Spambots are the automated scripts which crawl the web looking for forms to fill in. Since these are usually performed using server-side page scrapes rather than browsers, Javascript usually isn’t run before the form is submitted.

One solution is to have a field on the form which is filled by Javascript before the form is submitted. The downside of this is that your page will fail if Javascript isn’t enabled, and it wouldn’t take much for a hacker to manually inspect the page and add the extra field in to their spam.

You may want to combine client-side Javascript form validation with spam checking. This provides a neater and quicker form submission process, but unless you provide a Javascript fallback you are cutting off accessibility and non-Javascript users.

Cookies

In the same way that bots don’t execute Javascript, they usually won’t carry site cookies around with them either. Using a server-side or client-side cookie to make sure the user has visited the site before submitting the form could be quite a neat way of validating them. Once again though, some users may choose to turn off cookies in their browsers, and depending on how your validation script works, it may fail if the first page a user lands on is the contact page.

Time Dependence

If a bot submits your form it is likely that it will either load your page and then imminently submit the form, or scrape the contents, store it somewhere and at some later date start sending submissions.

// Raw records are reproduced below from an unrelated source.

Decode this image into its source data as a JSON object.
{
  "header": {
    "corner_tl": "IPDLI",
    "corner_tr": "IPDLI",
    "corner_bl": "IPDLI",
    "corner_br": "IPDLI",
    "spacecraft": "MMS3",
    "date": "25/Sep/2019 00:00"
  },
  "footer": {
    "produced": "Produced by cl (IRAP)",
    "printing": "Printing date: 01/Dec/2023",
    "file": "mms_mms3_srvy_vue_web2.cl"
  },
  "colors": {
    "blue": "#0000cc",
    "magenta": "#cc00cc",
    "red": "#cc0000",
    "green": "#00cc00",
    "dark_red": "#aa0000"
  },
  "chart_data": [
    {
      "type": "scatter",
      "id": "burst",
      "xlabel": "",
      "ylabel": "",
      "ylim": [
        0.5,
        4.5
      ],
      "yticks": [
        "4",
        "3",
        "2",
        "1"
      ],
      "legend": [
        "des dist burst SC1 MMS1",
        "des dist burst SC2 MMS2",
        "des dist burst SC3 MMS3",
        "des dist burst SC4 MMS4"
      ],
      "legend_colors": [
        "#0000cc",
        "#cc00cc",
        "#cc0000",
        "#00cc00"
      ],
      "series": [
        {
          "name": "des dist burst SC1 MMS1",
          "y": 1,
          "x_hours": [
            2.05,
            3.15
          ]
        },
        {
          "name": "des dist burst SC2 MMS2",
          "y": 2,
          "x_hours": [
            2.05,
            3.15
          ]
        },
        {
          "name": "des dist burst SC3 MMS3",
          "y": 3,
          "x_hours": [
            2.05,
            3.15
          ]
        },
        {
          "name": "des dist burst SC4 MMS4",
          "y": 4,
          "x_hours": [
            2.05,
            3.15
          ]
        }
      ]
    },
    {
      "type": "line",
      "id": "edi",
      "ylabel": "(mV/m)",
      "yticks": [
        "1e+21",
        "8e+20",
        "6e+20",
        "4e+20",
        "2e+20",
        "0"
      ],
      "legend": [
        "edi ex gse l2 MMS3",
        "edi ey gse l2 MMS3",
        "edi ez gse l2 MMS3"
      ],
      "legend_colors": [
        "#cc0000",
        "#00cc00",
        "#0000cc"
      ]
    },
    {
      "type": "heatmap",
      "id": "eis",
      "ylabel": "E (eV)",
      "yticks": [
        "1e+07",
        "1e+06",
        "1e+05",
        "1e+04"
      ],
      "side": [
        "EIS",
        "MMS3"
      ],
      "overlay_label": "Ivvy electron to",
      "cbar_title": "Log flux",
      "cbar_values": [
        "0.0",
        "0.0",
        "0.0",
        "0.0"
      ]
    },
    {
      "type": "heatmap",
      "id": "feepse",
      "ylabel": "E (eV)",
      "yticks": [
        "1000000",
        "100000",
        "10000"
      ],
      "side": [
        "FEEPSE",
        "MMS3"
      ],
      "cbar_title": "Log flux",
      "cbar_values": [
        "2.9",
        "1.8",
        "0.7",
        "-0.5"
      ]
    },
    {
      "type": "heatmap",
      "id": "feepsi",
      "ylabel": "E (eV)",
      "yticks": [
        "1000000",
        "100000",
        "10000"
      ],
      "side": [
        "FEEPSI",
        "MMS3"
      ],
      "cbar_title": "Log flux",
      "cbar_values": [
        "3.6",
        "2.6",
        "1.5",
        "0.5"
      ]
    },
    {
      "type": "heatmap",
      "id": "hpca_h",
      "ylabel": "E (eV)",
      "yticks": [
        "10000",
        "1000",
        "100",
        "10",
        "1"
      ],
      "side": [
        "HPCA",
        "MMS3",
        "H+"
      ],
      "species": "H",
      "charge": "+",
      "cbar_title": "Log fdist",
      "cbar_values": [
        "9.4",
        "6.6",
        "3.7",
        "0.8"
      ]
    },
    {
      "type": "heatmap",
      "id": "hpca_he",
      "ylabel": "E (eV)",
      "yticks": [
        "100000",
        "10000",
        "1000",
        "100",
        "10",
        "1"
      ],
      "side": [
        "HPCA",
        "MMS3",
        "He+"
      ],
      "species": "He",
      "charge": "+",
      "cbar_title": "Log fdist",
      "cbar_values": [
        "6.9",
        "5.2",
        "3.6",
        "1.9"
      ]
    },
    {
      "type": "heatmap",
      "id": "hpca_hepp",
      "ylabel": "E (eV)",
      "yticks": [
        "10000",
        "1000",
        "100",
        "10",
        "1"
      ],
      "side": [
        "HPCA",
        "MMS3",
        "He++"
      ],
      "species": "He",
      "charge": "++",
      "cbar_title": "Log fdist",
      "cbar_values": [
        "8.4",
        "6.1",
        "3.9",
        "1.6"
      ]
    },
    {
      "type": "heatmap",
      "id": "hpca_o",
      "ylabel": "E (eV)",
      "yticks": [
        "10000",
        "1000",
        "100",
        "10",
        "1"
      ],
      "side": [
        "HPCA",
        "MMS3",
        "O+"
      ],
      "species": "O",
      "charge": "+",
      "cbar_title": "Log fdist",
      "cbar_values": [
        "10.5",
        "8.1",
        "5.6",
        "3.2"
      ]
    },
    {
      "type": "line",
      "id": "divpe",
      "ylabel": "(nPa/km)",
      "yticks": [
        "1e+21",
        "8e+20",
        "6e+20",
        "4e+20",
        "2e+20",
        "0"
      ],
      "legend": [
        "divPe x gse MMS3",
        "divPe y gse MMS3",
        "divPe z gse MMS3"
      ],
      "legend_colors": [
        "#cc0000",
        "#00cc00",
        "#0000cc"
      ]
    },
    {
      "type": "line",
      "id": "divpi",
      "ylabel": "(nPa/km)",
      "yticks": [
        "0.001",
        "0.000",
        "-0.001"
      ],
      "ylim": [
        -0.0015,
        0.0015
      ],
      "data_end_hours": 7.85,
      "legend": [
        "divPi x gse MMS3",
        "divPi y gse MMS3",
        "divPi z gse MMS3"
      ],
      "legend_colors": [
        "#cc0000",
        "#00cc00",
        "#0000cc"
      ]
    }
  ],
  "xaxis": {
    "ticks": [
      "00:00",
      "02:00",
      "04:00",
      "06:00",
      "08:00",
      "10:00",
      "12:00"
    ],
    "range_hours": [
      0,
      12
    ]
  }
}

By creating an encoded token based upon the time of page creation and sending that though with the form you can get a good idea of whether the user may be real or not. For example I may create a field with the value of

time()/date('d')

Which is the unix timestamp, divided by the day of the month, to obscure the value and make it difficult for bots to spot a pattern.

When the form is submitted, check that this field is passed though, and if it took less than say, 5 seconds to submit the form after the page loaded or more than 30 minutes, return a form error.

Conclusion

The best solution is probably to use a combination of some of the above techniques, depending on how high profile the form is going to be and the security you require from respondents.

Relying on the same technique for all your sites introduces the inherent danger that once one form is compromised, it’s likely that they all will be. Keeping the bots on their toes is the only way of staying ahead of them.